Thursday, April 29, 2010

still don't like her


it's funny how saying you don't like, agree with, or even think she's seeing things in a reality based way(anymore), or that she she doesn't see the real morality of things, only the headlines, Oprah can change your world...
even if you're a nobody to begin with...
so fair warning...
if you don't like what she's saying and/or doing? or? even if you have a legitimate question about a story she's had her opinion on? ....no matter how compelling your argument seems to you, yourself? don't mention it to anybody. just don't do it. bite your fucking tongue. apparently, she has spies everywhere...and your whole life will come crashing down.
just saying...
oprah who?
i'm not saying...
anything.
not even the fact that 90 percent of her book club books i read before her...and people think i like her cuz of my library??? fuck off. i read the Heart is a Lonely Hunter when i was 11...oh, crap...did i just mention oprah and book club in the same post? CRAP. as if it wasn't horrible enough the first time around. oh, and since i am already here?!? A Million Little Pieces is still a great book.

walking through tall cotton



been trying to place my feet carefully, but i can't really see them...you know, figuratively.
it's been a year(and some)...and i wonder if i am coming out of it or if it's the the extra hours of daylight...
many long nights of dark imaginings...
many wishes for other wishes....
lately, although my thoughts are a bit clearer, as i look around me, i realize there are a lot fewer people about. i was not sure, at first, how i would make it. but? it's nice that such decisions have been taken care of...at least for now. it's easier to not have other people telling me how things are, how i should be, how things are supposed to be...
cuz all of those things couldn't have been farther from the truth of my reality for the last year(and some)... i mean, it's nice, and all, that you think you knew what was going on...but, you really didn't...so thanks...you know, for not asking. Thanks for just assuming. it's made some things harder in short term...you know, my short term...that drags on forever....but? it's just because i have issues about hurting your feelings....i mean, not yours, right now, reading now...at least, i don't think it's you. i hope it's not you...i hope you've moved on so that i can be myself here again. has enough time passed? is this a new place? with the same name? i don't want to have to change everything, after all.

Tuesday, April 13, 2010

Leon Russel wrote it...but man, Ray Charles could sing it....
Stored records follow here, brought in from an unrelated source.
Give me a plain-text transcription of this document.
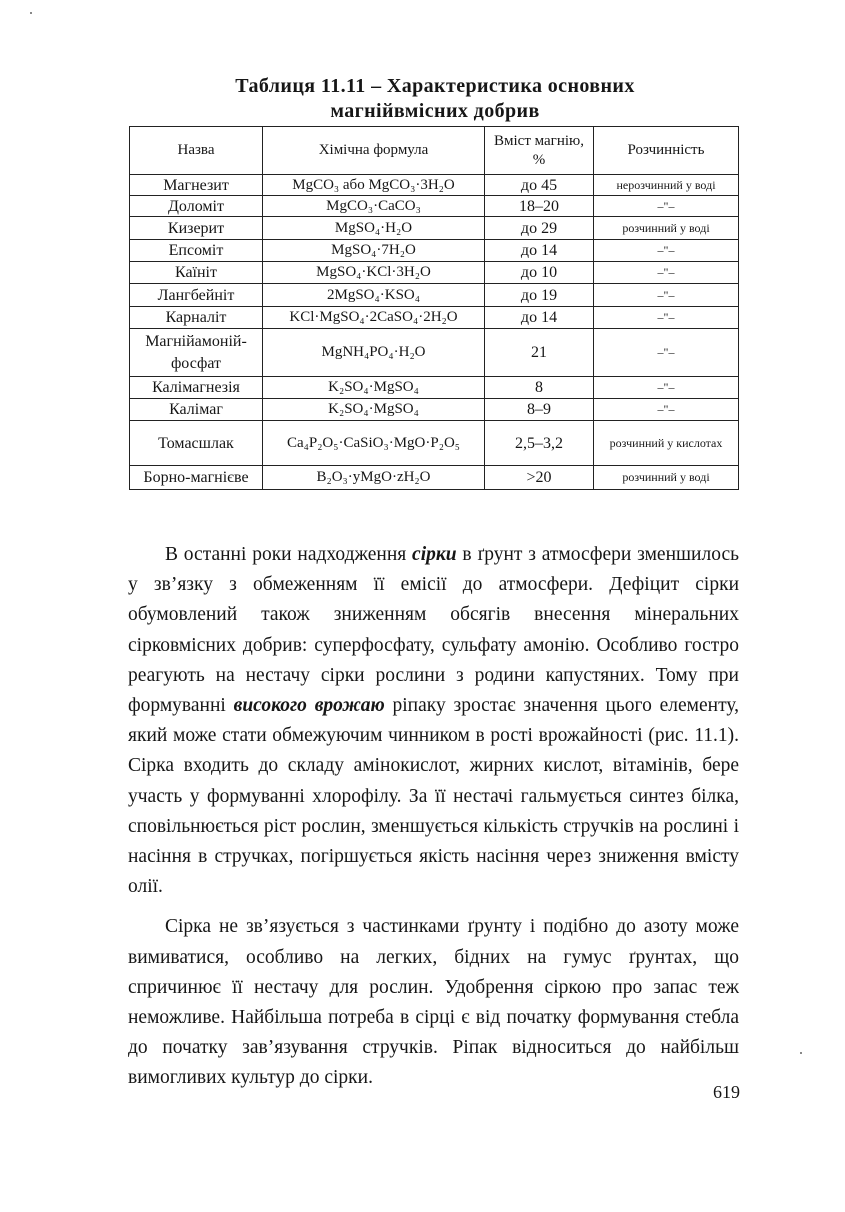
Таблиця 11.11 – Характеристика основних
магнійвмісних добрив
Назва	Хімічна формула	Вміст магнію, %	Розчинність
Магнезит	MgCO₃ або MgCO₃·3H₂O	до 45	нерозчинний у воді
Доломіт	MgCO₃·CaCO₃	18–20	–"–
Кизерит	MgSO₄·H₂O	до 29	розчинний у воді
Епсоміт	MgSO₄·7H₂O	до 14	–"–
Каїніт	MgSO₄·KCl·3H₂O	до 10	–"–
Лангбейніт	2MgSO₄·KSO₄	до 19	–"–
Карналіт	KCl·MgSO₄·2CaSO₄·2H₂O	до 14	–"–
Магнійамоній-фосфат	MgNH₄PO₄·H₂O	21	–"–
Калімагнезія	K₂SO₄·MgSO₄	8	–"–
Калімаг	K₂SO₄·MgSO₄	8–9	–"–
Томасшлак	Ca₄P₂O₅·CaSiO₃·MgO·P₂O₅	2,5–3,2	розчинний у кислотах
Борно-магнієве	B₂O₃·yMgO·zH₂O	>20	розчинний у воді

В останні роки надходження сірки в ґрунт з атмосфери зменшилось у зв’язку з обмеженням її емісії до атмосфери. Дефіцит сірки обумовлений також зниженням обсягів внесення мінеральних сірковмісних добрив: суперфосфату, сульфату амонію. Особливо гостро реагують на нестачу сірки рослини з родини капустяних. Тому при формуванні високого врожаю ріпаку зростає значення цього елементу, який може стати обмежуючим чинником в рості врожайності (рис. 11.1). Сірка входить до складу амінокислот, жирних кислот, вітамінів, бере участь у формуванні хлорофілу. За її нестачі гальмується синтез білка, сповільнюється ріст рослин, зменшується кількість стручків на рослині і насіння в стручках, погіршується якість насіння через зниження вмісту олії.

Сірка не зв’язується з частинками ґрунту і подібно до азоту може вимиватися, особливо на легких, бідних на гумус ґрунтах, що спричинює її нестачу для рослин. Удобрення сіркою про запас теж неможливе. Найбільша потреба в сірці є від початку формування стебла до початку зав’язування стручків. Ріпак відноситься до найбільш вимогливих культур до сірки.

619
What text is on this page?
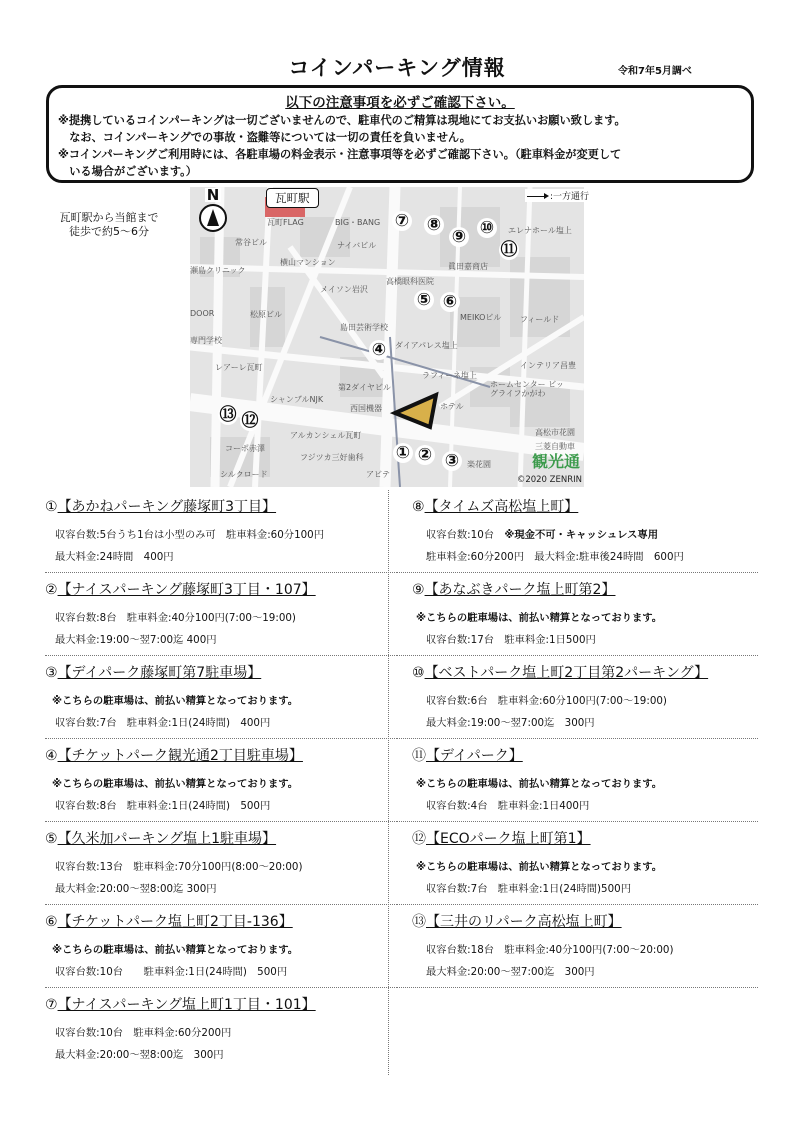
コインパーキング情報	令和7年5月調べ
以下の注意事項を必ずご確認下さい。
※提携しているコインパーキングは一切ございませんので、駐車代のご精算は現地にてお支払いお願い致します。
　なお、コインパーキングでの事故・盗難等については一切の責任を負いません。
※コインパーキングご利用時には、各駐車場の料金表示・注意事項等を必ずご確認下さい。（駐車料金が変更して
　いる場合がございます。）
瓦町駅から当館まで
徒歩で約5～6分
瓦町駅
瓦町FLAG
常谷ビル
BIG・BANG
ナイバビル
横山マンション
瀬島クリニック
メイソン岩沢
高橋眼科医院
眞田嘉商店
エレナホール塩上
MEIKOビル フィールド
松原ビル
DOOR
専門学校
島田芸術学校
ダイアパレス塩上
インテリア昌豊
レアーレ瓦町
ラフィーネ塩上
第2ダイヤビル	ホームセンター ビッグライフかがわ
シャンブルNJK
西国機器	ホテル
高松市花園
コーポ赤澤
アルカンシェル瓦町
三菱自動車
フジツカ三好歯科
アビテ
シルクロード
楽花園
① ② ③
④
⑤ ⑥
⑦ ⑧
⑨ ⑩
⑪
⑫
⑬
観光通
©2020 ZENRIN
N	:一方通行
①【あかねパーキング藤塚町3丁目】
収容台数:5台うち1台は小型のみ可　駐車料金:60分100円
最大料金:24時間　400円
②【ナイスパーキング藤塚町3丁目・107】
収容台数:8台　駐車料金:40分100円(7:00～19:00)
最大料金:19:00～翌7:00迄 400円
③【デイパーク藤塚町第7駐車場】
※こちらの駐車場は、前払い精算となっております。
収容台数:7台　駐車料金:1日(24時間)　400円
④【チケットパーク観光通2丁目駐車場】
※こちらの駐車場は、前払い精算となっております。
収容台数:8台　駐車料金:1日(24時間)　500円
⑤【久米加パーキング塩上1駐車場】
収容台数:13台　駐車料金:70分100円(8:00～20:00)
最大料金:20:00～翌8:00迄 300円
⑥【チケットパーク塩上町2丁目-136】
※こちらの駐車場は、前払い精算となっております。
収容台数:10台　　駐車料金:1日(24時間)　500円
⑦【ナイスパーキング塩上町1丁目・101】
収容台数:10台　駐車料金:60分200円
最大料金:20:00～翌8:00迄　300円
⑧【タイムズ高松塩上町】
収容台数:10台　※現金不可・キャッシュレス専用
駐車料金:60分200円　最大料金:駐車後24時間　600円
⑨【あなぶきパーク塩上町第2】
※こちらの駐車場は、前払い精算となっております。
収容台数:17台　駐車料金:1日500円
⑩【ベストパーク塩上町2丁目第2パーキング】
収容台数:6台　駐車料金:60分100円(7:00～19:00)
最大料金:19:00～翌7:00迄　300円
⑪【デイパーク】
※こちらの駐車場は、前払い精算となっております。
収容台数:4台　駐車料金:1日400円
⑫【ECOパーク塩上町第1】
※こちらの駐車場は、前払い精算となっております。
収容台数:7台　駐車料金:1日(24時間)500円
⑬【三井のリパーク高松塩上町】
収容台数:18台　駐車料金:40分100円(7:00～20:00)
最大料金:20:00～翌7:00迄　300円
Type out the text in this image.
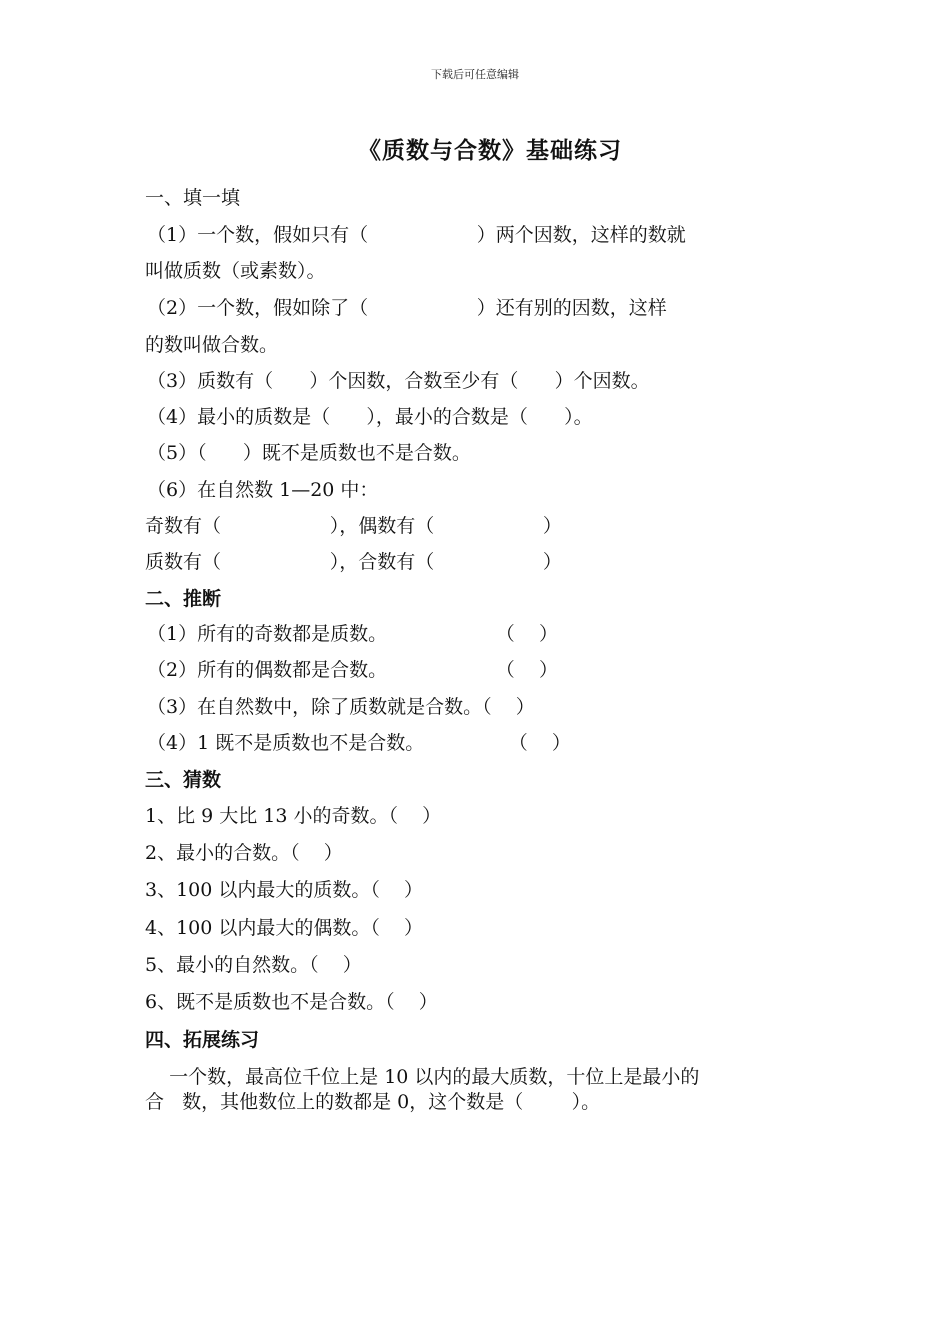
下载后可任意编辑
《质数与合数》基础练习
一、填一填
（1）一个数，假如只有（                  ）两个因数，这样的数就
叫做质数（或素数）。
（2）一个数，假如除了（                  ）还有别的因数，这样
的数叫做合数。
（3）质数有（      ）个因数，合数至少有（      ）个因数。
（4）最小的质数是（      ），最小的合数是（      ）。
（5）（      ）既不是质数也不是合数。
（6）在自然数 1—20 中：
奇数有（                  ），偶数有（                  ）
质数有（                  ），合数有（                  ）
二、推断
（1）所有的奇数都是质数。                  （    ）
（2）所有的偶数都是合数。                  （    ）
（3）在自然数中，除了质数就是合数。（    ）
（4）1 既不是质数也不是合数。              （    ）
三、猜数
1、比 9 大比 13 小的奇数。（    ）
2、最小的合数。（    ）
3、100 以内最大的质数。（    ）
4、100 以内最大的偶数。（    ）
5、最小的自然数。（    ）
6、既不是质数也不是合数。（    ）
四、拓展练习
一个数，最高位千位上是 10 以内的最大质数，十位上是最小的
合   数，其他数位上的数都是 0，这个数是（        ）。
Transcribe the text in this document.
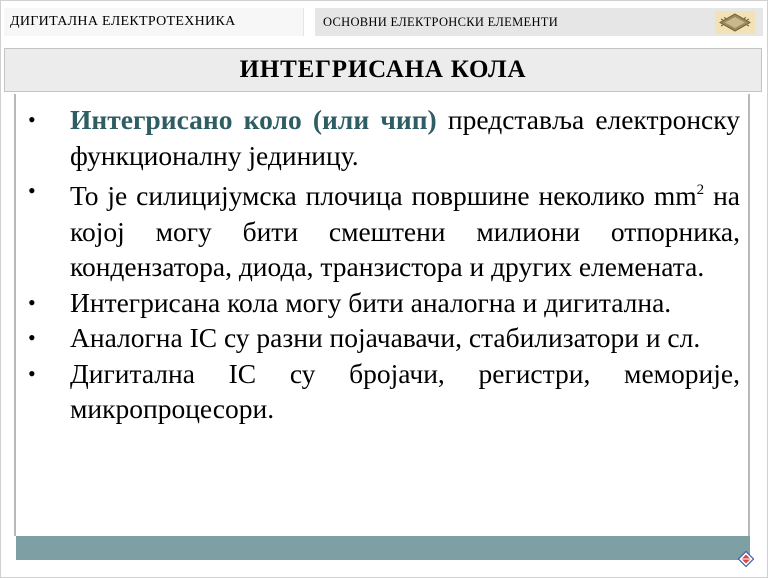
ДИГИТАЛНА ЕЛЕКТРОТЕХНИКА	ОСНОВНИ ЕЛЕКТРОНСКИ ЕЛЕМЕНТИ
ИНТЕГРИСАНА КОЛА
• Интегрисано коло (или чип) представља електронску функционалну јединицу.
• То је силицијумска плочица површине неколико $mm^2$ на којој могу бити смештени милиони отпорника, кондензатора, диода, транзистора и других елемената.
• Интегрисана кола могу бити аналогна и дигитална.
• Аналогна IC су разни појачавачи, стабилизатори и сл.
• Дигитална IC су бројачи, регистри, меморије, микропроцесори.
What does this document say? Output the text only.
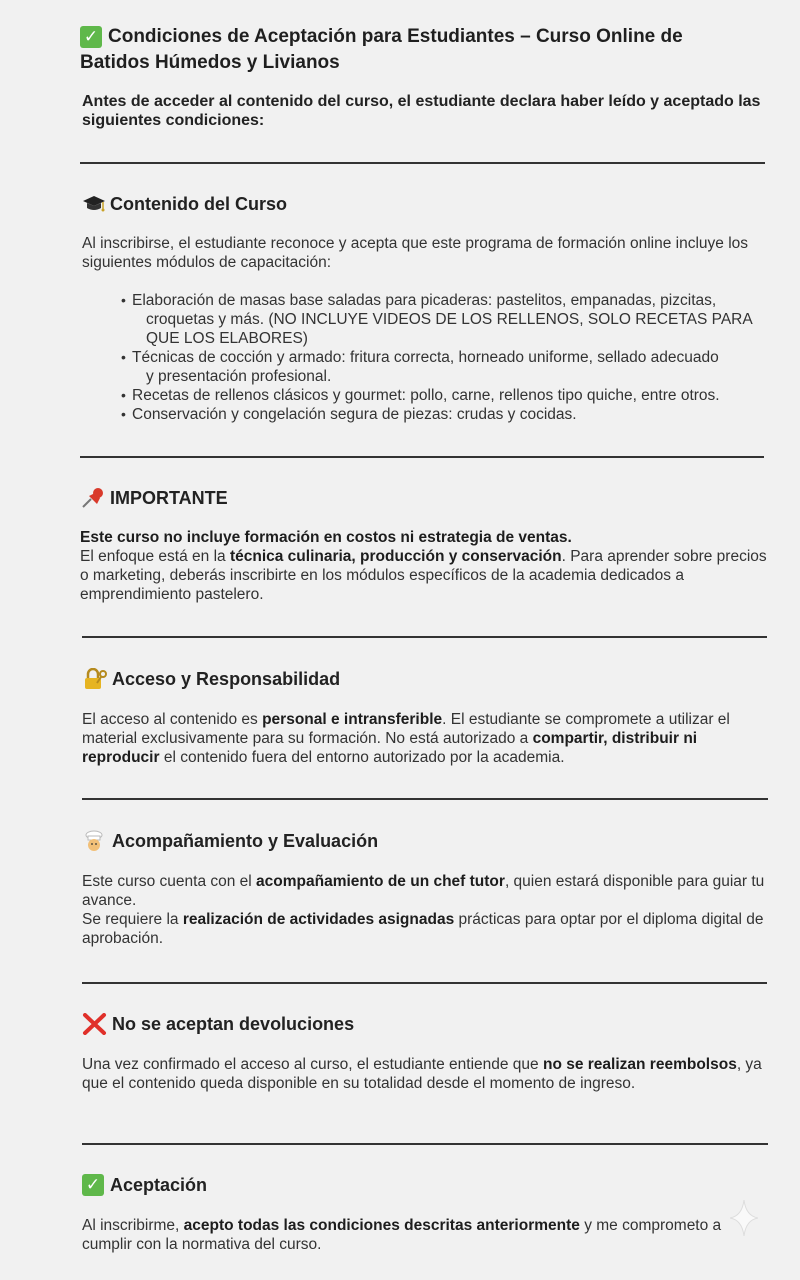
✓ Condiciones de Aceptación para Estudiantes – Curso Online de Batidos Húmedos y Livianos
Antes de acceder al contenido del curso, el estudiante declara haber leído y aceptado las siguientes condiciones:
Contenido del Curso
Al inscribirse, el estudiante reconoce y acepta que este programa de formación online incluye los siguientes módulos de capacitación:
• Elaboración de masas base saladas para picaderas: pastelitos, empanadas, pizcitas,
croquetas y más. (NO INCLUYE VIDEOS DE LOS RELLENOS, SOLO RECETAS PARA QUE LOS ELABORES)
• Técnicas de cocción y armado: fritura correcta, horneado uniforme, sellado adecuado
y presentación profesional.
• Recetas de rellenos clásicos y gourmet: pollo, carne, rellenos tipo quiche, entre otros.
• Conservación y congelación segura de piezas: crudas y cocidas.
IMPORTANTE
Este curso no incluye formación en costos ni estrategia de ventas.
El enfoque está en la técnica culinaria, producción y conservación. Para aprender sobre precios o marketing, deberás inscribirte en los módulos específicos de la academia dedicados a emprendimiento pastelero.
Acceso y Responsabilidad
El acceso al contenido es personal e intransferible. El estudiante se compromete a utilizar el material exclusivamente para su formación. No está autorizado a compartir, distribuir ni reproducir el contenido fuera del entorno autorizado por la academia.
Acompañamiento y Evaluación
Este curso cuenta con el acompañamiento de un chef tutor, quien estará disponible para guiar tu avance.
Se requiere la realización de actividades asignadas prácticas para optar por el diploma digital de aprobación.
No se aceptan devoluciones
Una vez confirmado el acceso al curso, el estudiante entiende que no se realizan reembolsos, ya que el contenido queda disponible en su totalidad desde el momento de ingreso.
✓ Aceptación
Al inscribirme, acepto todas las condiciones descritas anteriormente y me comprometo a cumplir con la normativa del curso.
http://www.youtube.com/watch?v=ftEkEXFcQyE

I've been so many places in my life and time
I've sung a lot of songs I've made some bad rhyme
I've acted out my love in stages
With ten thousand people watching
But we're alone now and I'm singing this song for you

I know your image of me is what I hope to be
I've treated you unkindly but darlin' can't you see
There's no one more important to me
Darlin' can't you please see through me
Cause we're alone now and I'm singing this song for you

You taught me precious secrets of the truth witholding nothing
You came out in front and I was hiding
But now I'm so much better and if my words don't come together
Listen to the melody cause my love is in there hiding

I love you in a place where there's no space or time
I love you for in my life you are a friend of mine
And when my life is over
Remember when we were together
We were alone and I was singing this song for you

You taught me precious secrets of the truth witholding nothing
You came out in front and I was hiding
But now I'm so much better and if my words don't come together
Listen to the melody cause my love is in there hiding

I love you in a place where there's no space or time
I love you for in my life you are a friend of mine
And when my life is over
Remember when we were together
We were alone and I was singing this song for you
We were alone and I was singing this song for you

Monday, April 12, 2010

rusty



dear Blogger, and Blogger Friends....
i am rusty with blogging. perhaps i shouldn't have opened myself up so much online....or? perhaps i shouldn't have let my face-to-face friends know about Blahg. now, i find myself editing myself on both fronts. i have always felt honest on both fronts, although what i choose to talk about on both is completely seperate from the other...
here, in print, i have felt safe to convey my innermost thoughts and feelings, even the angry, sordid ones. now? because i have been called into question in my "real" life, i feel i no longer have that/this/our safety net. i don't feel i can put my most honest emotions down. it's been a hard year...and though many people who haven't known me "all my life" may not recognize what's going on, i am sure there are many others who might...
it's just this....i come around in my own time...and my timing has always been off. but? i miss being honest here...in fear of offending someone, anyone, i lose my ability to speak...that is kinda how i am in "real life."
so i kinda wish the two had never come together, right? even though the reason for starting this Blahg was to keep in touch with my "real" world.
does any of that make sense?

Thursday, April 08, 2010

if wishes were horses....


this is my safe place....a horse whose name i don't even know. i found him during a dog walk a few years back...and have been so thankful for that. i'd like to take him home with me and keep him in my yard, take him for a walk every day, breathe the same air, comb the tangles from his hair...
if wishes were horses, he'd already be mine.

Wednesday, April 07, 2010

Thursday, April 01, 2010

ever had those kind of days when....


you don't really know if it is a good day or bad day...or just another day? yeah. i kinda got that going on a lot lately.